東京都 電力需給ひっ迫注意報で対策会議 節電呼びかけを確認

厳しい暑さが続き、東京電力の管内に「電力需給ひっ迫注意報」が発令されるなか、東京都は事業者や都民に節電を呼びかけることを確認しました。

政府は、東京電力の管内に初めてとなる「電力需給ひっ迫注意報」を発令し、できる範囲での節電を求めています。
電力の大消費地である東京都は27日午前、幹部が出席して対策会議を開き、注意報が発令された時の節電対策の計画について確認しました。
具体的には、事業者向けに稼働するエレベーターや複合印刷機の数を減らすことや、電気の使用を抑えるため仕事をするエリアを狭めたり限定したりすることなどを呼びかけています。
また、都民に確認してほしいことや、最低限、取り組んでほしいこととして、冷房の室温は28度にすることや、消費電力の大きいアイロンや電気ポットなどの使用を無理のない範囲で控えることなどを呼びかけています。
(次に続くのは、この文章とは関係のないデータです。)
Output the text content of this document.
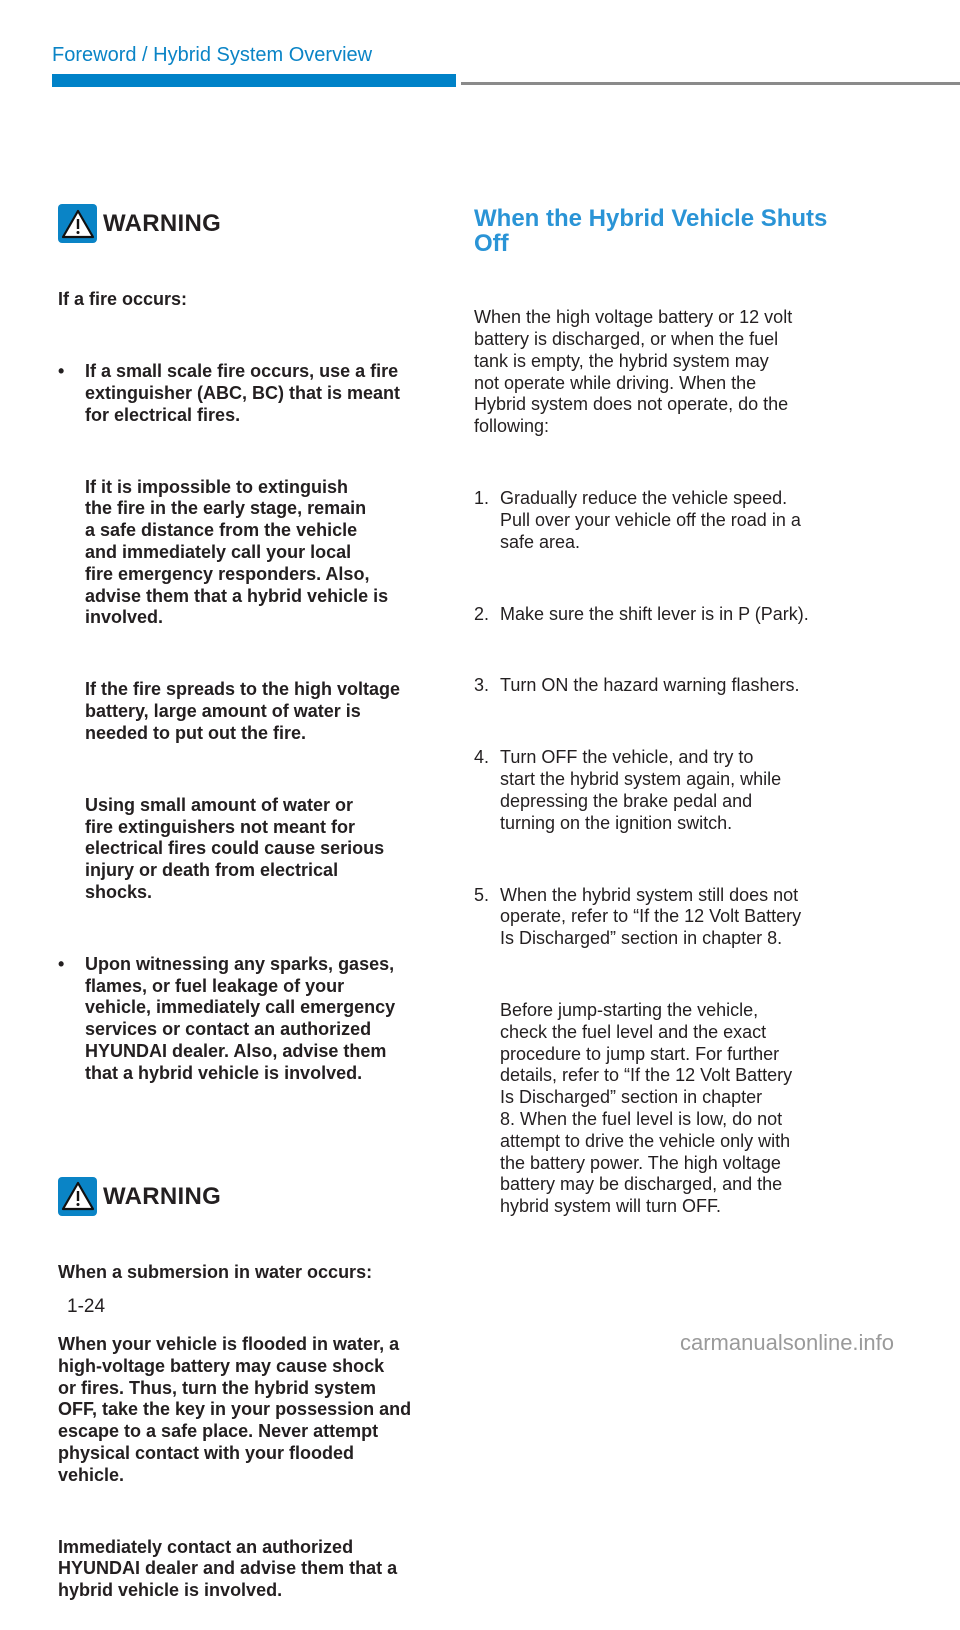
Foreword / Hybrid System Overview

WARNING

If a fire occurs:

•	If a small scale fire occurs, use a fire
extinguisher (ABC, BC) that is meant
for electrical fires.

If it is impossible to extinguish
the fire in the early stage, remain
a safe distance from the vehicle
and immediately call your local
fire emergency responders. Also,
advise them that a hybrid vehicle is
involved.

If the fire spreads to the high voltage
battery, large amount of water is
needed to put out the fire.

Using small amount of water or
fire extinguishers not meant for
electrical fires could cause serious
injury or death from electrical
shocks.

•	Upon witnessing any sparks, gases,
flames, or fuel leakage of your
vehicle, immediately call emergency
services or contact an authorized
HYUNDAI dealer. Also, advise them
that a hybrid vehicle is involved.

WARNING

When a submersion in water occurs:

When your vehicle is flooded in water, a
high-voltage battery may cause shock
or fires. Thus, turn the hybrid system
OFF, take the key in your possession and
escape to a safe place. Never attempt
physical contact with your flooded
vehicle.

Immediately contact an authorized
HYUNDAI dealer and advise them that a
hybrid vehicle is involved.

When the Hybrid Vehicle Shuts
Off

When the high voltage battery or 12 volt
battery is discharged, or when the fuel
tank is empty, the hybrid system may
not operate while driving. When the
Hybrid system does not operate, do the
following:

1. Gradually reduce the vehicle speed.
Pull over your vehicle off the road in a
safe area.

2. Make sure the shift lever is in P (Park).

3. Turn ON the hazard warning flashers.

4. Turn OFF the vehicle, and try to
start the hybrid system again, while
depressing the brake pedal and
turning on the ignition switch.

5. When the hybrid system still does not
operate, refer to “If the 12 Volt Battery
Is Discharged” section in chapter 8.

Before jump-starting the vehicle,
check the fuel level and the exact
procedure to jump start. For further
details, refer to “If the 12 Volt Battery
Is Discharged” section in chapter
8. When the fuel level is low, do not
attempt to drive the vehicle only with
the battery power. The high voltage
battery may be discharged, and the
hybrid system will turn OFF.

1-24
carmanualsonline.info
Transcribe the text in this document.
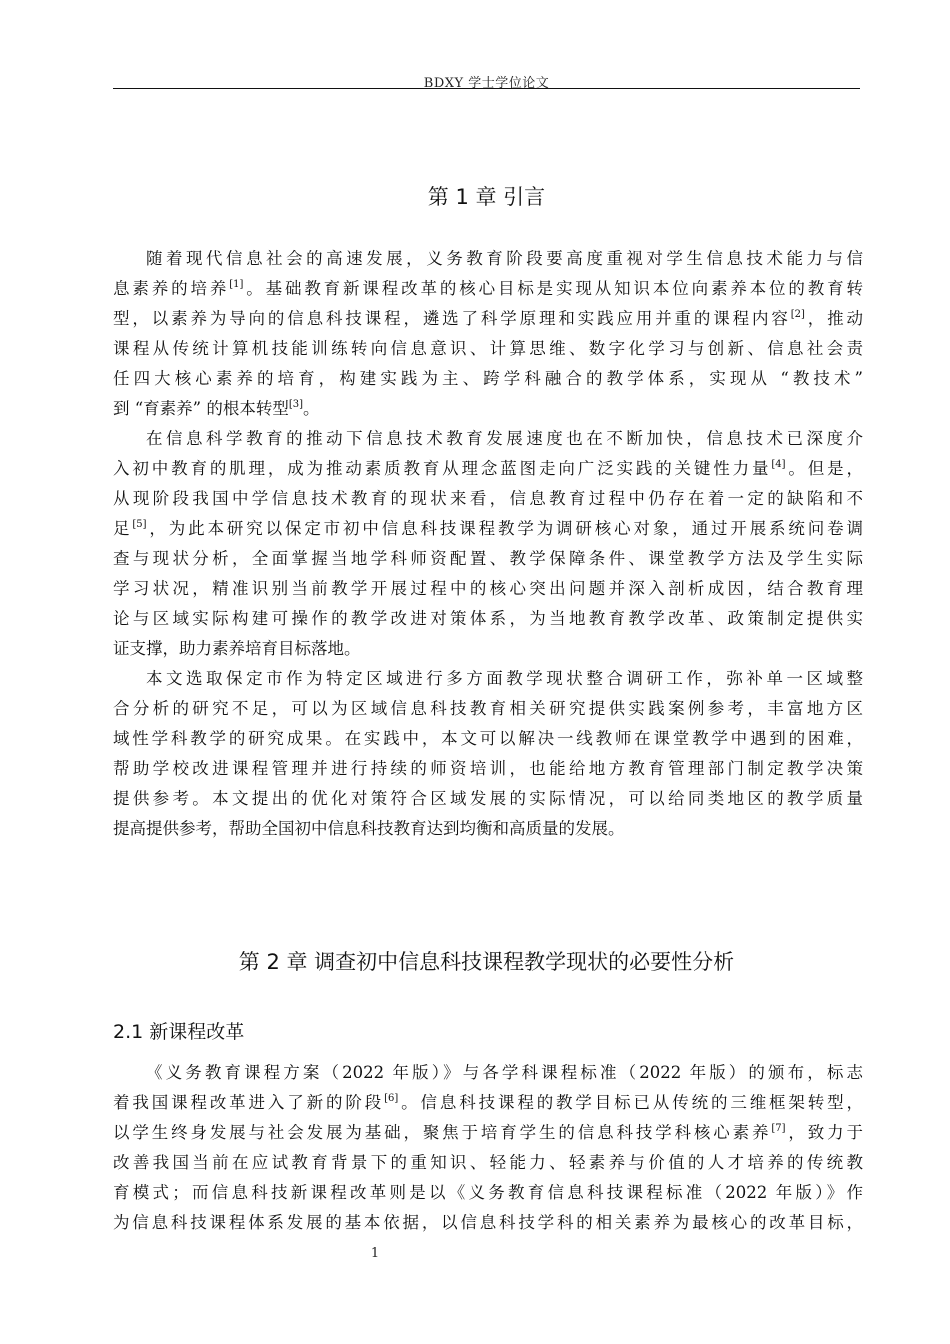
BDXY 学士学位论文
第 1 章 引言
随着现代信息社会的高速发展，义务教育阶段要高度重视对学生信息技术能力与信
息素养的培养[1]。基础教育新课程改革的核心目标是实现从知识本位向素养本位的教育转
型，以素养为导向的信息科技课程，遴选了科学原理和实践应用并重的课程内容[2]，推动
课程从传统计算机技能训练转向信息意识、计算思维、数字化学习与创新、信息社会责
任四大核心素养的培育，构建实践为主、跨学科融合的教学体系，实现从 “教技术”
到 “育素养” 的根本转型[3]。
在信息科学教育的推动下信息技术教育发展速度也在不断加快，信息技术已深度介
入初中教育的肌理，成为推动素质教育从理念蓝图走向广泛实践的关键性力量[4]。但是，
从现阶段我国中学信息技术教育的现状来看，信息教育过程中仍存在着一定的缺陷和不
足[5]，为此本研究以保定市初中信息科技课程教学为调研核心对象，通过开展系统问卷调
查与现状分析，全面掌握当地学科师资配置、教学保障条件、课堂教学方法及学生实际
学习状况，精准识别当前教学开展过程中的核心突出问题并深入剖析成因，结合教育理
论与区域实际构建可操作的教学改进对策体系，为当地教育教学改革、政策制定提供实
证支撑，助力素养培育目标落地。
本文选取保定市作为特定区域进行多方面教学现状整合调研工作，弥补单一区域整
合分析的研究不足，可以为区域信息科技教育相关研究提供实践案例参考，丰富地方区
域性学科教学的研究成果。在实践中，本文可以解决一线教师在课堂教学中遇到的困难，
帮助学校改进课程管理并进行持续的师资培训，也能给地方教育管理部门制定教学决策
提供参考。本文提出的优化对策符合区域发展的实际情况，可以给同类地区的教学质量
提高提供参考，帮助全国初中信息科技教育达到均衡和高质量的发展。
第 2 章 调查初中信息科技课程教学现状的必要性分析
2.1 新课程改革
《义务教育课程方案（2022 年版）》与各学科课程标准（2022 年版）的颁布，标志
着我国课程改革进入了新的阶段[6]。信息科技课程的教学目标已从传统的三维框架转型，
以学生终身发展与社会发展为基础，聚焦于培育学生的信息科技学科核心素养[7]，致力于
改善我国当前在应试教育背景下的重知识、轻能力、轻素养与价值的人才培养的传统教
育模式；而信息科技新课程改革则是以《义务教育信息科技课程标准（2022 年版）》作
为信息科技课程体系发展的基本依据，以信息科技学科的相关素养为最核心的改革目标，
1
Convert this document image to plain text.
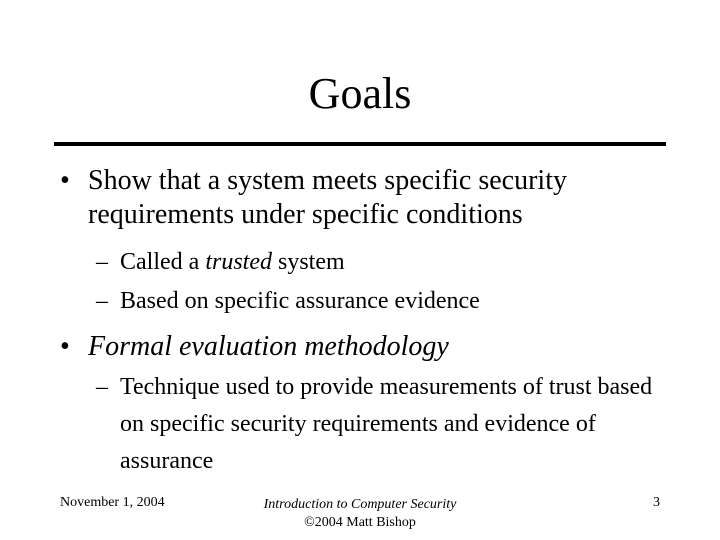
Goals
• Show that a system meets specific security requirements under specific conditions
– Called a trusted system
– Based on specific assurance evidence
• Formal evaluation methodology
– Technique used to provide measurements of trust based on specific security requirements and evidence of assurance
November 1, 2004	Introduction to Computer Security
©2004 Matt Bishop
3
対策会議のあと小池知事は「熱中症にご注意いただきたい。一方で、冷房の適切な利用をお願いしたい。みんなで精いっぱい頑張っていきましょう」と述べ節電への協力を呼びかけました。
そのうえで「今年の夏は本当に厳しい状況で、その日の気温に左右される部分もあるが、当面、こういう状況が続く夏になることを覚悟しながら、できるだけ前もって都民や事業者の人たちに協力の通知を行っていきたい」と述べました。

東京都は、都庁など都が所有する施設で電力使用量を前の年度の同じ時期よりも最大15%削減する節電対策を行っています。
このうち、新宿にある都庁では27日午後3時から、庁舎内のエレベーターの4分の1を停止して間引き運転をしているほか、職員が業務を行うエリアを限定して、職員がいない場所は電灯を消すなどの対応をとっています。
また、各部署の管理職などが「節電見回り隊」として、節電対策が着実に実施されているかを随時、チェックしているということです。